Not wanting to wake my family, I snuck out the window onto the snow and
flowed the lights into the forest. I came upon a glen where a willow and a woman
with ethereal beauty stood in the center with a myriad of lights glowing all
around. She turned around and bid me to approach her and I recognized her as
the voice who called my name earlier. I asked who she was and she answered
that she is the spirit of the Earth and who shed warmth to me when I fell in the
lake. She admired my determination to live, of not giving up as easily, of
prioritizing someone else's life before my own. Therefore, the only way of saving
my life was to bless me with her magic. She explained that my magic consisted of
manipulating energy and invoking natural spirits to my will, and with it the
responsibility of keeping the balance of the earth. As time passed by, I discovered
the extents of my new power and with the years my magic power only
augmented. It didn't take for the village to discover my power. They were so
awed by my abilities that they agreed to keep it our secret. I have been the
protector of my village since then and now with the king cursed I have risen up to
free our kingdom from the darkness. Accompanied by my siblings, carried by the
prayers of my people, and aided by renegade warriors, I go toward the castle to
fulfill my destiny of being this land’s savior just like she was mine.

10 comments:

Unknown said...

This story is incredibly well written and I was able to quite easily make a mental picture of the events described, I like how it focuses on the characteristics of dedication and generosity. Great job!

Unknown said...

Great Job Margarita! The description of the sorceress was magnificent and simple so that the story was easily told. Great Job!

Unknown said...

I feel like this work sets the backdrop for a good story. The whole time throughout the lake scene I was kinda picturing an adventure movie in my head with music and everything, haha. I also enjoyed the way the main character seemed to easily embody her own character; she felt like an actual person.. who was blessed with powerful abilities, lol. Nice job Margarita.

Unknown said...

This was very well written; your descriptions of the characters and scene at the lake help pull the readers into the story, and this story leaves me wanting to read more.

Unknown said...

This was a very good piece. I enjoyed the background you gave the main character and how you built up the events to make it lead to the current event. With the use of imagery and detail, I was able to get a mental image of the accident at the lake, the after effect the main character had and the spirit of the Earth. Good Job!

Unknown said...

Excellent. I adore science-fiction having to do with mythical beings and unforetold magical abilities. I appreciate the fact that your main character's will to go on had less to do with self-preservation and more to do with fighting to stay alive in order to continue watching over her loved ones.

Unknown said...

This story is amazingly creative. I really enjoyed just how different the subject matter was and truly appreciated it. The way that the story starts off a bit in the middle is interesting and really does add a layer of suspense for the reader.

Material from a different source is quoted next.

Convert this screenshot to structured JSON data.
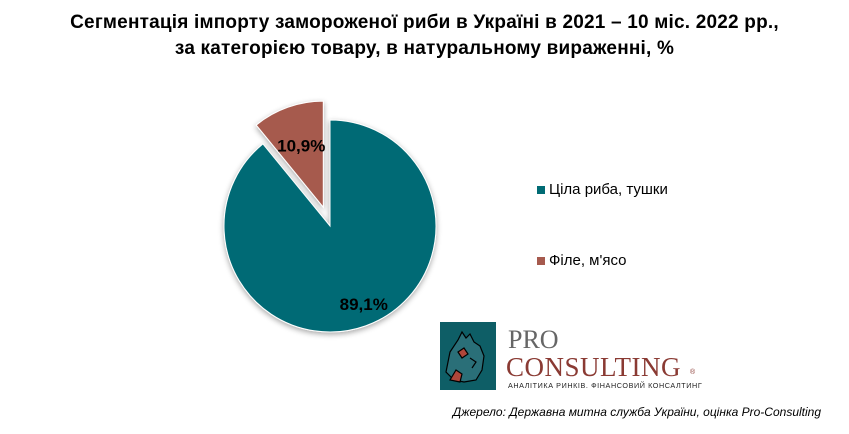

The way you describe the kingdom really does put the reader in a time period of their own and because the time period and overall setting is so different from the current setting of today i really think it helps the reader distance themselves from the real world and submerge themselves into the story. Good Job.

Jada Dedman said...

First, the title brought me to this piece, but reading the story, just wow, very good imagery, I could just picture everything. The frame you used to tell the story was interesting, nice story!

Kyle millsap said...

The story was great!! The main characters background, the amount of imagery, and the lessons taught were just amazing. Good Job!

Unknown said...

Amazing!!!! Wow Margarita! I feel like your title goes well with your piece of work. I really enjoyed reading this, I even felt like I was in your story because of the great use of imagery. You described everything so well and ultimately I enjoyed so much it was very great. Stringly well planned and everything was worded greatly thanks for sharing this piece with us.